Nanoencapsulation has been widely investigated to target drugs to macrophages. Recently, a new class of polymeric nanoparticles, the polysorbate 80-coated lipid-core nanocapsules (LNC), has been proposed as an innovative formulation to easy control the kinetic release of drugs and to target drugs to brain, liver, kidney, solid tumors and inflamed tissues. Our objective was to evaluate the capacity of LNC uptake by macrophage using fluorescent-labeled polymer and multiphoton fluorescence microscopy. Rhodamine B was covalently bound to the polymer, which was used to prepare LNC formulation. Spectroscopic and chromatographic analyses confirmed the macromolecular structure and purity of the new material.
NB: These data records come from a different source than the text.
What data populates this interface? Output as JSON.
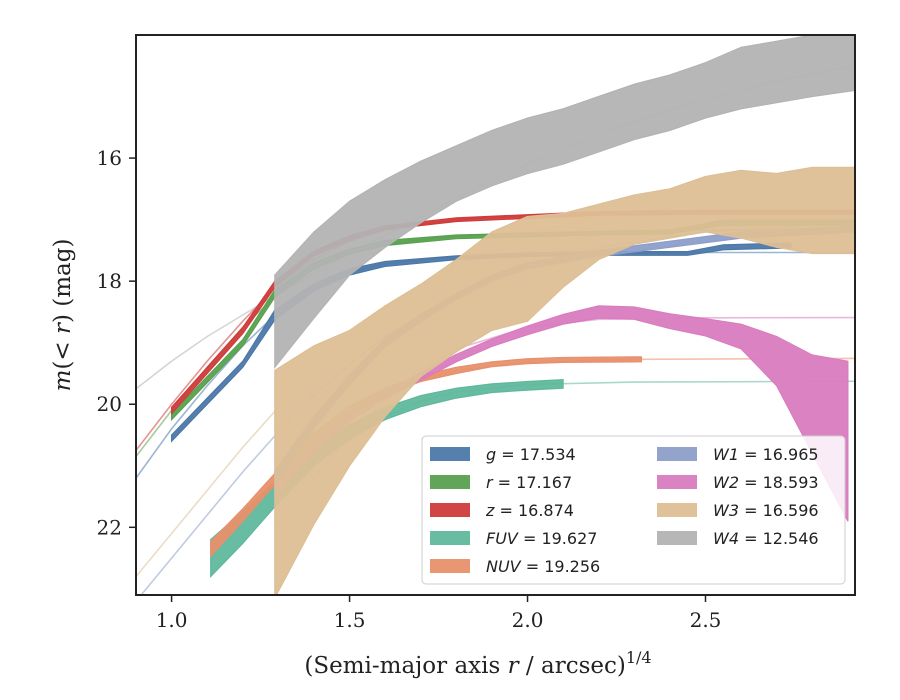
{
  "chart_data": {
    "type": "line",
    "xlabel": "(Semi-major axis r / arcsec)",
    "xlabel_parts": {
      "pre": "(Semi-major axis ",
      "var": "r",
      "post": " / arcsec)",
      "sup": "1/4"
    },
    "ylabel": "m(< r) (mag)",
    "ylabel_parts": {
      "var": "m",
      "mid": "(< ",
      "var2": "r",
      "post": ") (mag)"
    },
    "xlim": [
      0.9,
      2.92
    ],
    "ylim": [
      23.1,
      14.0
    ],
    "y_inverted": true,
    "xticks": [
      1.0,
      1.5,
      2.0,
      2.5
    ],
    "xtick_labels": [
      "1.0",
      "1.5",
      "2.0",
      "2.5"
    ],
    "yticks": [
      16,
      18,
      20,
      22
    ],
    "ytick_labels": [
      "16",
      "18",
      "20",
      "22"
    ],
    "grid": false,
    "legend_position": "lower-right",
    "series": [
      {
        "name": "g = 17.534",
        "var": "g",
        "value": "17.534",
        "color": "#4c78a8",
        "data": [
          [
            1.0,
            20.55
          ],
          [
            1.1,
            19.95
          ],
          [
            1.2,
            19.35
          ],
          [
            1.29,
            18.55
          ],
          [
            1.4,
            18.1
          ],
          [
            1.5,
            17.85
          ],
          [
            1.6,
            17.72
          ],
          [
            1.8,
            17.62
          ],
          [
            2.0,
            17.57
          ],
          [
            2.2,
            17.55
          ],
          [
            2.45,
            17.55
          ],
          [
            2.55,
            17.45
          ],
          [
            2.74,
            17.42
          ]
        ],
        "band": [
          0.05,
          0.05,
          0.05,
          0.08,
          0.06,
          0.05,
          0.04,
          0.03,
          0.03,
          0.03,
          0.03,
          0.04,
          0.04
        ],
        "model": [
          [
            0.9,
            21.2
          ],
          [
            1.0,
            20.4
          ],
          [
            1.1,
            19.7
          ],
          [
            1.2,
            19.05
          ],
          [
            1.3,
            18.5
          ],
          [
            1.4,
            18.1
          ],
          [
            1.5,
            17.85
          ],
          [
            1.6,
            17.72
          ],
          [
            1.8,
            17.6
          ],
          [
            2.0,
            17.56
          ],
          [
            2.5,
            17.535
          ],
          [
            2.92,
            17.534
          ]
        ]
      },
      {
        "name": "r = 17.167",
        "var": "r",
        "value": "17.167",
        "color": "#59a14f",
        "data": [
          [
            1.0,
            20.2
          ],
          [
            1.1,
            19.6
          ],
          [
            1.2,
            19.0
          ],
          [
            1.29,
            18.2
          ],
          [
            1.4,
            17.75
          ],
          [
            1.5,
            17.52
          ],
          [
            1.6,
            17.38
          ],
          [
            1.8,
            17.28
          ],
          [
            2.0,
            17.25
          ],
          [
            2.2,
            17.22
          ],
          [
            2.4,
            17.2
          ],
          [
            2.55,
            17.05
          ],
          [
            2.92,
            17.05
          ]
        ],
        "band": [
          0.05,
          0.05,
          0.05,
          0.06,
          0.05,
          0.04,
          0.04,
          0.03,
          0.03,
          0.03,
          0.03,
          0.04,
          0.04
        ],
        "model": [
          [
            0.9,
            20.85
          ],
          [
            1.0,
            20.1
          ],
          [
            1.1,
            19.4
          ],
          [
            1.2,
            18.75
          ],
          [
            1.3,
            18.2
          ],
          [
            1.4,
            17.8
          ],
          [
            1.5,
            17.55
          ],
          [
            1.6,
            17.4
          ],
          [
            1.8,
            17.27
          ],
          [
            2.0,
            17.21
          ],
          [
            2.5,
            17.17
          ],
          [
            2.92,
            17.167
          ]
        ]
      },
      {
        "name": "z = 16.874",
        "var": "z",
        "value": "16.874",
        "color": "#d03b3b",
        "data": [
          [
            1.0,
            20.1
          ],
          [
            1.1,
            19.45
          ],
          [
            1.2,
            18.8
          ],
          [
            1.29,
            18.05
          ],
          [
            1.4,
            17.55
          ],
          [
            1.5,
            17.3
          ],
          [
            1.6,
            17.13
          ],
          [
            1.8,
            17.0
          ],
          [
            2.0,
            16.95
          ],
          [
            2.2,
            16.9
          ],
          [
            2.5,
            16.88
          ],
          [
            2.92,
            16.88
          ]
        ],
        "band": [
          0.05,
          0.05,
          0.05,
          0.05,
          0.04,
          0.04,
          0.03,
          0.03,
          0.03,
          0.03,
          0.03,
          0.03
        ],
        "model": [
          [
            0.9,
            20.75
          ],
          [
            1.0,
            20.0
          ],
          [
            1.1,
            19.3
          ],
          [
            1.2,
            18.65
          ],
          [
            1.3,
            18.05
          ],
          [
            1.4,
            17.65
          ],
          [
            1.5,
            17.35
          ],
          [
            1.6,
            17.17
          ],
          [
            1.8,
            17.0
          ],
          [
            2.0,
            16.93
          ],
          [
            2.5,
            16.88
          ],
          [
            2.92,
            16.874
          ]
        ]
      },
      {
        "name": "FUV = 19.627",
        "var": "FUV",
        "value": "19.627",
        "color": "#5fb89c",
        "data": [
          [
            1.11,
            22.5
          ],
          [
            1.2,
            22.0
          ],
          [
            1.3,
            21.4
          ],
          [
            1.4,
            20.85
          ],
          [
            1.5,
            20.45
          ],
          [
            1.6,
            20.15
          ],
          [
            1.7,
            19.95
          ],
          [
            1.8,
            19.82
          ],
          [
            1.9,
            19.74
          ],
          [
            2.0,
            19.7
          ],
          [
            2.1,
            19.67
          ]
        ],
        "band": [
          0.3,
          0.26,
          0.2,
          0.15,
          0.12,
          0.1,
          0.09,
          0.08,
          0.07,
          0.07,
          0.07
        ],
        "model": [
          [
            1.3,
            21.6
          ],
          [
            1.4,
            21.0
          ],
          [
            1.5,
            20.55
          ],
          [
            1.6,
            20.2
          ],
          [
            1.7,
            19.95
          ],
          [
            1.8,
            19.8
          ],
          [
            2.0,
            19.68
          ],
          [
            2.3,
            19.64
          ],
          [
            2.92,
            19.627
          ]
        ]
      },
      {
        "name": "NUV = 19.256",
        "var": "NUV",
        "value": "19.256",
        "color": "#e8906c",
        "data": [
          [
            1.11,
            22.35
          ],
          [
            1.2,
            21.8
          ],
          [
            1.3,
            21.15
          ],
          [
            1.4,
            20.55
          ],
          [
            1.5,
            20.1
          ],
          [
            1.6,
            19.8
          ],
          [
            1.7,
            19.58
          ],
          [
            1.8,
            19.45
          ],
          [
            1.9,
            19.35
          ],
          [
            2.0,
            19.3
          ],
          [
            2.1,
            19.28
          ],
          [
            2.32,
            19.27
          ]
        ],
        "band": [
          0.12,
          0.1,
          0.09,
          0.08,
          0.07,
          0.06,
          0.05,
          0.05,
          0.04,
          0.04,
          0.04,
          0.04
        ],
        "model": [
          [
            1.3,
            21.3
          ],
          [
            1.4,
            20.7
          ],
          [
            1.5,
            20.2
          ],
          [
            1.6,
            19.85
          ],
          [
            1.7,
            19.6
          ],
          [
            1.8,
            19.45
          ],
          [
            2.0,
            19.32
          ],
          [
            2.3,
            19.27
          ],
          [
            2.92,
            19.256
          ]
        ]
      },
      {
        "name": "W1 = 16.965",
        "var": "W1",
        "value": "16.965",
        "color": "#8c9ec9",
        "data": [
          [
            1.29,
            21.2
          ],
          [
            1.4,
            20.3
          ],
          [
            1.5,
            19.6
          ],
          [
            1.6,
            19.0
          ],
          [
            1.7,
            18.6
          ],
          [
            1.8,
            18.25
          ],
          [
            1.9,
            17.95
          ],
          [
            2.0,
            17.75
          ],
          [
            2.2,
            17.55
          ],
          [
            2.4,
            17.4
          ],
          [
            2.6,
            17.25
          ],
          [
            2.92,
            17.15
          ]
        ],
        "band": [
          0.12,
          0.1,
          0.08,
          0.07,
          0.06,
          0.05,
          0.05,
          0.05,
          0.05,
          0.05,
          0.05,
          0.05
        ],
        "model": [
          [
            0.9,
            23.2
          ],
          [
            1.0,
            22.5
          ],
          [
            1.1,
            21.8
          ],
          [
            1.2,
            21.1
          ],
          [
            1.3,
            20.45
          ],
          [
            1.4,
            19.85
          ],
          [
            1.5,
            19.35
          ],
          [
            1.6,
            18.9
          ],
          [
            1.8,
            18.2
          ],
          [
            2.0,
            17.75
          ],
          [
            2.2,
            17.45
          ],
          [
            2.5,
            17.2
          ],
          [
            2.92,
            17.05
          ]
        ]
      },
      {
        "name": "W2 = 18.593",
        "var": "W2",
        "value": "18.593",
        "color": "#d97cbf",
        "data": [
          [
            1.29,
            21.4
          ],
          [
            1.4,
            20.7
          ],
          [
            1.5,
            20.2
          ],
          [
            1.6,
            19.85
          ],
          [
            1.7,
            19.55
          ],
          [
            1.8,
            19.25
          ],
          [
            1.9,
            19.0
          ],
          [
            2.0,
            18.8
          ],
          [
            2.1,
            18.62
          ],
          [
            2.2,
            18.5
          ],
          [
            2.3,
            18.52
          ],
          [
            2.4,
            18.65
          ],
          [
            2.5,
            18.75
          ],
          [
            2.6,
            18.9
          ],
          [
            2.7,
            19.3
          ],
          [
            2.8,
            20.0
          ],
          [
            2.9,
            20.6
          ]
        ],
        "band": [
          0.1,
          0.08,
          0.07,
          0.06,
          0.06,
          0.06,
          0.06,
          0.07,
          0.08,
          0.1,
          0.1,
          0.12,
          0.14,
          0.2,
          0.4,
          0.8,
          1.3
        ],
        "model": [
          [
            1.3,
            21.9
          ],
          [
            1.4,
            21.2
          ],
          [
            1.5,
            20.5
          ],
          [
            1.6,
            19.95
          ],
          [
            1.7,
            19.45
          ],
          [
            1.8,
            19.1
          ],
          [
            2.0,
            18.75
          ],
          [
            2.2,
            18.62
          ],
          [
            2.5,
            18.595
          ],
          [
            2.92,
            18.593
          ]
        ]
      },
      {
        "name": "W3 = 16.596",
        "var": "W3",
        "value": "16.596",
        "color": "#ddbf95",
        "data": [
          [
            1.29,
            21.3
          ],
          [
            1.4,
            20.5
          ],
          [
            1.5,
            19.9
          ],
          [
            1.6,
            19.3
          ],
          [
            1.7,
            18.8
          ],
          [
            1.8,
            18.4
          ],
          [
            1.9,
            18.0
          ],
          [
            2.0,
            17.8
          ],
          [
            2.1,
            17.5
          ],
          [
            2.2,
            17.2
          ],
          [
            2.3,
            17.0
          ],
          [
            2.4,
            16.9
          ],
          [
            2.5,
            16.75
          ],
          [
            2.6,
            16.75
          ],
          [
            2.7,
            16.85
          ],
          [
            2.8,
            16.85
          ],
          [
            2.92,
            16.85
          ]
        ],
        "band": [
          1.85,
          1.45,
          1.1,
          0.9,
          0.75,
          0.75,
          0.8,
          0.85,
          0.6,
          0.45,
          0.4,
          0.4,
          0.45,
          0.55,
          0.6,
          0.7,
          0.7
        ],
        "model": [
          [
            0.9,
            22.8
          ],
          [
            1.0,
            22.1
          ],
          [
            1.1,
            21.4
          ],
          [
            1.2,
            20.7
          ],
          [
            1.3,
            20.05
          ],
          [
            1.4,
            19.45
          ],
          [
            1.5,
            18.9
          ],
          [
            1.6,
            18.45
          ],
          [
            1.8,
            17.75
          ],
          [
            2.0,
            17.25
          ],
          [
            2.2,
            16.95
          ],
          [
            2.5,
            16.75
          ],
          [
            2.92,
            16.65
          ]
        ]
      },
      {
        "name": "W4 = 12.546",
        "var": "W4",
        "value": "12.546",
        "color": "#b3b3b3",
        "data": [
          [
            1.29,
            18.65
          ],
          [
            1.4,
            17.9
          ],
          [
            1.5,
            17.3
          ],
          [
            1.6,
            16.9
          ],
          [
            1.7,
            16.55
          ],
          [
            1.8,
            16.25
          ],
          [
            1.9,
            16.0
          ],
          [
            2.0,
            15.8
          ],
          [
            2.1,
            15.65
          ],
          [
            2.2,
            15.45
          ],
          [
            2.3,
            15.25
          ],
          [
            2.4,
            15.1
          ],
          [
            2.5,
            14.9
          ],
          [
            2.6,
            14.7
          ],
          [
            2.7,
            14.6
          ],
          [
            2.8,
            14.5
          ],
          [
            2.92,
            14.35
          ]
        ],
        "band": [
          0.75,
          0.7,
          0.6,
          0.55,
          0.5,
          0.45,
          0.45,
          0.45,
          0.45,
          0.45,
          0.45,
          0.45,
          0.45,
          0.5,
          0.5,
          0.5,
          0.55
        ],
        "model": [
          [
            0.9,
            19.75
          ],
          [
            1.0,
            19.3
          ],
          [
            1.1,
            18.9
          ],
          [
            1.2,
            18.55
          ],
          [
            1.3,
            18.2
          ],
          [
            1.5,
            17.55
          ],
          [
            1.7,
            16.95
          ],
          [
            1.9,
            16.35
          ],
          [
            2.1,
            15.85
          ],
          [
            2.3,
            15.4
          ],
          [
            2.5,
            15.05
          ],
          [
            2.7,
            14.75
          ],
          [
            2.92,
            14.5
          ]
        ]
      }
    ]
  }
}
The nanoparticle diameters and polydispersity, determined by laser diffraction, dynamic light scattering and nanoparticle tracking analysis, were not significantly altered by the presence of the dye-labeled polymer compared to the non-fluorescent LNC. Fluorimetry study corroborated previous results indicating that the polymer is located at the particlewater interface. Finally, the use of PCL-RB in LNC permitted the observation of the macrophage uptake of those nanoparticles by the red fluorescence inside the cells in subcellular compartments. As a perspective, polysorbate 80-coated lipid-core nanocapsules can be used as a platform for drug transmembrane transport in the therapy of macrophage-related diseases.